Agility is at the heart of transformation at AccorHotels, says CDO Maud Bailly

The hotel giant is revamping its IT systems as it acquires multiple new brands

A certain amount of culture change is an unavoidable result of any business transformation, especially if that means moving from legacy waterfall style to a more modern agile format.

Maud Bailly, CDO of AccorHotels, has run into this as she has pioneered the group's transformation to a connected, personalised business.

Since joining the company last year, Bailly has been working on a new digital strategy called Impact, which she describes as "a revamp of our IT architecture to create an extra layer allowing us to be more agile in the integration of all our new acquisitions."

Accor is building Impact on three pillars: "hotel and guest", "conquering new markets" and "data and IT." At a time when the firm is making so many acquisitions - recently expanding from 12 to 26 brands - being able to bring many disparate IT systems together under one roof is vital.

A monolithic architecture is clearly unsuitable for applications like this, so Accor is transforming its IT systems in an effort to be more responsive.
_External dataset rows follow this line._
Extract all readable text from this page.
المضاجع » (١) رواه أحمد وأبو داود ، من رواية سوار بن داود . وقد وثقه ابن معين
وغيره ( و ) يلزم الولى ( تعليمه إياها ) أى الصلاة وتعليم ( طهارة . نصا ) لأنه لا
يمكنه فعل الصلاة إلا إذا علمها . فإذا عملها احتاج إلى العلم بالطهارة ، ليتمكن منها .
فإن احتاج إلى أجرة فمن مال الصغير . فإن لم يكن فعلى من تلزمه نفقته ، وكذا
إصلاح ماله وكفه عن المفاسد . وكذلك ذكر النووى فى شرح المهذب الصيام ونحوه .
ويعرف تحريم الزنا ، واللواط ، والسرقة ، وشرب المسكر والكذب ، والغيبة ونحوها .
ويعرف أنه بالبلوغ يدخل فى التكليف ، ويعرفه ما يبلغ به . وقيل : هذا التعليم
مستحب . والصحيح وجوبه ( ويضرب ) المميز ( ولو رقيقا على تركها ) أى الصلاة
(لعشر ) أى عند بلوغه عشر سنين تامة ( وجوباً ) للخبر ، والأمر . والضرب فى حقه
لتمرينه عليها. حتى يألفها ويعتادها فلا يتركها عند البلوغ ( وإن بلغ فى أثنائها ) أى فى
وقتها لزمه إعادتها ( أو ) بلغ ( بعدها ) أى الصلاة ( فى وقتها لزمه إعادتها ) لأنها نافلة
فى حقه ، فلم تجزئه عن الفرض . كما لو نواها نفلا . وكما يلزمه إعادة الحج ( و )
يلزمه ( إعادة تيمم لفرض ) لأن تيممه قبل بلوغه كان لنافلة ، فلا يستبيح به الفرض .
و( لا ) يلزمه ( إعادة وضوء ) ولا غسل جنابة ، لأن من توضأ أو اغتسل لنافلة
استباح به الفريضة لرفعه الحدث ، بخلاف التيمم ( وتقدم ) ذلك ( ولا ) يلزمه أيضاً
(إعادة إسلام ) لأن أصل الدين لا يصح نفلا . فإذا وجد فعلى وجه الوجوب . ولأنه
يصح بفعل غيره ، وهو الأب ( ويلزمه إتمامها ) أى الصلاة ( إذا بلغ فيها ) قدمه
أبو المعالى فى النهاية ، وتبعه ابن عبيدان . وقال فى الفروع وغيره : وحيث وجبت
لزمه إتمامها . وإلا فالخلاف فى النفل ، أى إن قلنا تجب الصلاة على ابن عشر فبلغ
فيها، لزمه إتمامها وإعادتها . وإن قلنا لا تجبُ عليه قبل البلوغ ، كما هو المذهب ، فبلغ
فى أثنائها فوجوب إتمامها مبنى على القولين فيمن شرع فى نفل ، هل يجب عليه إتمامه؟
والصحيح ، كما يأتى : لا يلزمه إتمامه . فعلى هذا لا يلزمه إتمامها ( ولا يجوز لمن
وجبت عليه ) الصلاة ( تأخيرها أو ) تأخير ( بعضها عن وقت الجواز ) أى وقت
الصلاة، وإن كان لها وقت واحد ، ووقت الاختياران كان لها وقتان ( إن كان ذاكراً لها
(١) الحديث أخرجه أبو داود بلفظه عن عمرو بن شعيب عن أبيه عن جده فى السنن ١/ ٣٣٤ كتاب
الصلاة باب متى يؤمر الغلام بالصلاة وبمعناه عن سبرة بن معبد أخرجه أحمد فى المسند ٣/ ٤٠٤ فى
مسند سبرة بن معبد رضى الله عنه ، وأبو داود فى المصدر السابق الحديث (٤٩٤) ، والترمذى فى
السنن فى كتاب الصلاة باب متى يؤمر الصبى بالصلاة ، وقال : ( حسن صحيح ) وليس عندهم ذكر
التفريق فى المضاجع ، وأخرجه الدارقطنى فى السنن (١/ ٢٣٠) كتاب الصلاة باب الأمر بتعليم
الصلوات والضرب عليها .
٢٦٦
"What I've been doing to support Impact is: one, reducing the layers of my organisation; two, creating feature teams, where instead of having eight experts working one after another on a product, you put them all together and they work on the delivery of the product together; and three, I created a product department…[that] is educated to the fluidity and simplicity of all our front office interface."
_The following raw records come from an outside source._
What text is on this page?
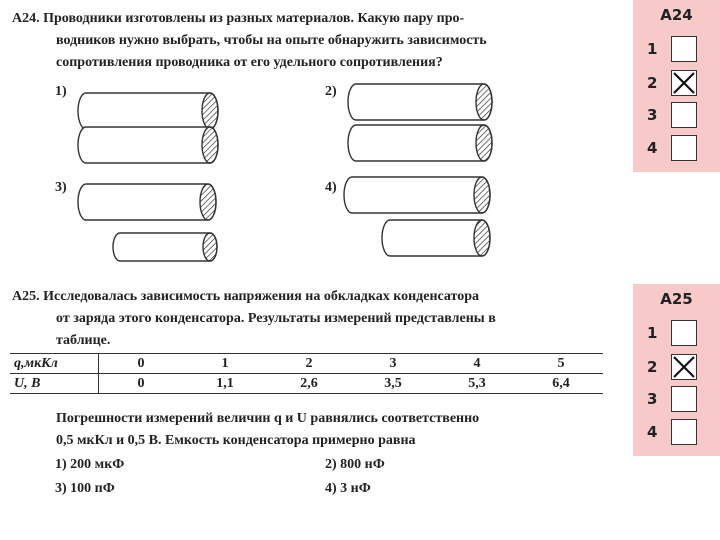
А24. Проводники изготовлены из разных материалов. Какую пару про-
водников нужно выбрать, чтобы на опыте обнаружить зависимость
сопротивления проводника от его удельного сопротивления?
1)	2)
3)	4)
А25. Исследовалась зависимость напряжения на обкладках конденсатора
от заряда этого конденсатора. Результаты измерений представлены в
таблице.
q,мкКл	0	1	2	3	4	5
U, В	0	1,1	2,6	3,5	5,3	6,4
Погрешности измерений величин q и U равнялись соответственно
0,5 мкКл и 0,5 В. Емкость конденсатора примерно равна
1) 200 мкФ	2) 800 нФ
3) 100 пФ	4) 3 нФ
А24
1
2
3
4
А25
1
2
3
4
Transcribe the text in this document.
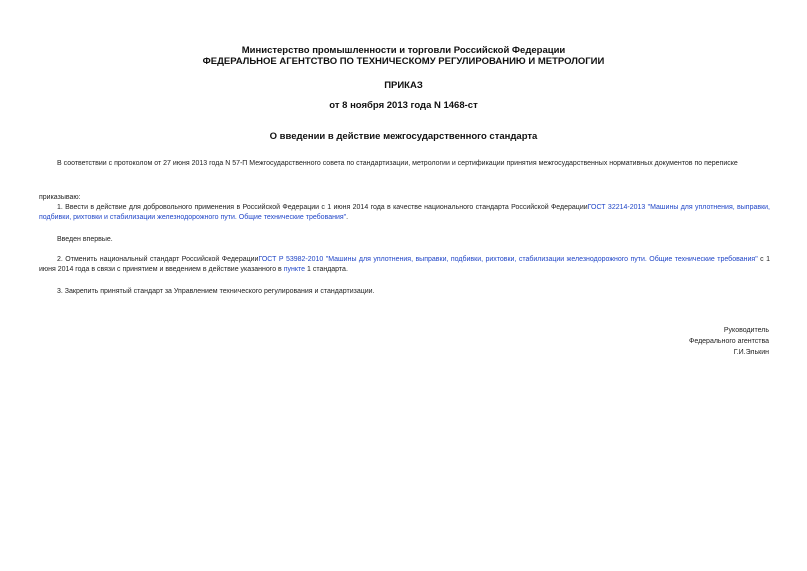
Министерство промышленности и торговли Российской Федерации
ФЕДЕРАЛЬНОЕ АГЕНТСТВО ПО ТЕХНИЧЕСКОМУ РЕГУЛИРОВАНИЮ И МЕТРОЛОГИИ
ПРИКАЗ
от 8 ноября 2013 года N 1468-ст
О введении в действие межгосударственного стандарта
В соответствии с протоколом от 27 июня 2013 года N 57-П Межгосударственного совета по стандартизации, метрологии и сертификации принятия межгосударственных нормативных документов по переписке
приказываю:
1. Ввести в действие для добровольного применения в Российской Федерации с 1 июня 2014 года в качестве национального стандарта Российской ФедерацииГОСТ 32214-2013 "Машины для уплотнения, выправки, подбивки, рихтовки и стабилизации железнодорожного пути. Общие технические требования".
Введен впервые.
2. Отменить национальный стандарт Российской ФедерацииГОСТ Р 53982-2010 "Машины для уплотнения, выправки, подбивки, рихтовки, стабилизации железнодорожного пути. Общие технические требования" с 1 июня 2014 года в связи с принятием и введением в действие указанного в пункте 1 стандарта.
3. Закрепить принятый стандарт за Управлением технического регулирования и стандартизации.
Руководитель
Федерального агентства
Г.И.Элькин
New staff and a new culture go hand-in-hand with a change of this magnitude, and Bailly acknowledges that the process has had its rough patches:

"It's hard; sometimes people are not used to this new way of working, and it's painful to change; people are usually averse to change… A third will be completely enthusiastic; another third will be sceptical but following you, and you just have to convince them. The last third will be reluctant - they don't want to change."

Accor is focusing on educating its staff about the value that it will unlock through the process, and proving to them that it is right to change. Bailly acknowledges that the entire transformation of breaking down silos and setting up new governance will take "many years", but is committed to seeing it through.

"If my strategy stays at a headquarter level, in a top-down dynamic in France, it's useless. I succeed if I disappear - or I succeed if I'm fully appropriated by operational leaders understanding that I'm at the service of the business."

"I succeed if I disappear" is a bit snappier, of course.